Для поэта – на самой для него важной из всех высот; на высоте полнейшего самовыявления. Как во «время поэтов» было с Пушкиным. Даже с маленьким Дельвигом.
И – Бродский, универсальный антипод, своей уникальностью противостоящий, во всяком случае, противопоставляющий себя и Твардовскому, и Евтушенко, да, кажется, и решительно всем…

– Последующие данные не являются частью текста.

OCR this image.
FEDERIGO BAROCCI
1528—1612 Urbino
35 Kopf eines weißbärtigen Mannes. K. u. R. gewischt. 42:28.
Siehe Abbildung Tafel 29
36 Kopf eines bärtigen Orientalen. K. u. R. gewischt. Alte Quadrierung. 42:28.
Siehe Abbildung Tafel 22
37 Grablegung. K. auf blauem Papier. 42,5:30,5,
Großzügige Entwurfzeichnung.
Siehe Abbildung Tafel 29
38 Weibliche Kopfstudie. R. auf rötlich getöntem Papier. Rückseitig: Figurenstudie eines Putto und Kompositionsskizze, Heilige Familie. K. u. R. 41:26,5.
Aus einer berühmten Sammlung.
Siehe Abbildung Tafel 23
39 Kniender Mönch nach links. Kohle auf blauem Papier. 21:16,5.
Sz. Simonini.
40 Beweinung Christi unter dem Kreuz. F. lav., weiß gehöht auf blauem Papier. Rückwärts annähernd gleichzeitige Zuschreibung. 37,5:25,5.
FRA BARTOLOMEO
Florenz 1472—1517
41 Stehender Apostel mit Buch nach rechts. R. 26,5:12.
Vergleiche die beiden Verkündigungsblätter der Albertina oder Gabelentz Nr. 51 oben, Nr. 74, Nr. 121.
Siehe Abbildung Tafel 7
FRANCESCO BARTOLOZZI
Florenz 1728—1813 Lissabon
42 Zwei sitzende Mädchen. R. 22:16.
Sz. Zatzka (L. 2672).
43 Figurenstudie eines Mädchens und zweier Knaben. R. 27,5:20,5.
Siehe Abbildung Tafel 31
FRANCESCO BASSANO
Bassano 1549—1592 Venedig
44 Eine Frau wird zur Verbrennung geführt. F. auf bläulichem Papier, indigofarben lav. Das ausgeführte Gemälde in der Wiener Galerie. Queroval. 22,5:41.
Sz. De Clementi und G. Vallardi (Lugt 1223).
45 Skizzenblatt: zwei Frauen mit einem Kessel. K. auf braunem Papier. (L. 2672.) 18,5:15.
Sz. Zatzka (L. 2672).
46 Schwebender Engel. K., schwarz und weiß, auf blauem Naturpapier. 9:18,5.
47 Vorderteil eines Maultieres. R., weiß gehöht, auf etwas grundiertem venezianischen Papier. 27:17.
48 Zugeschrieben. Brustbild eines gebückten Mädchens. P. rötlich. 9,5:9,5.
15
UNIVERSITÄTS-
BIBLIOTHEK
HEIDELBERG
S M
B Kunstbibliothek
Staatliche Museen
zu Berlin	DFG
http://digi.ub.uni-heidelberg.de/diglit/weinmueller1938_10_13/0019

Замечаю: о нем, о его уникальности (!) чаще судят по его эпигонам, что плохо вяжется именно с уникальностью. В самом деле, очень легко имитировать то, что на поверхности: «интеллектуализм», надменную иронию, скепсис на грани цинизма. «Служенье Муз чего-то там не терпит». «Жить в эпоху свершений, имея возвышенный нрав, к сожалению, трудно. Красавице платье задрав, видишь то, что искал, а не новые дивные дивы». И т. д.
Да, в какой-то степени это стиль Бродского; в степени той самой, что, повторю, доступна его подражателям. Но таков ли сам Бродский, с его поэзией закрытости, как разне поощряющей имитацию? Хотя вернее сказать: с его поэзией несчастья и одиночества.
То есть вначале кажется, будто одиночество происходит рт уверенной самодостаточности, что, в общем, уж так нетрадиционно для русской поэзии, поэзии связности – или тоски по связности. «Одиночество учит сути вещей, ибо суть их тоже одиночество». «Одиночество есть человек в квадрате». Да, Бродский сам выбрал – из гордости? – одиночество как форму независимости. От всего. От всех. Даже от читателя, почему его поздняя манера словно обороняется от проникновения посторонних в суть и в глубь.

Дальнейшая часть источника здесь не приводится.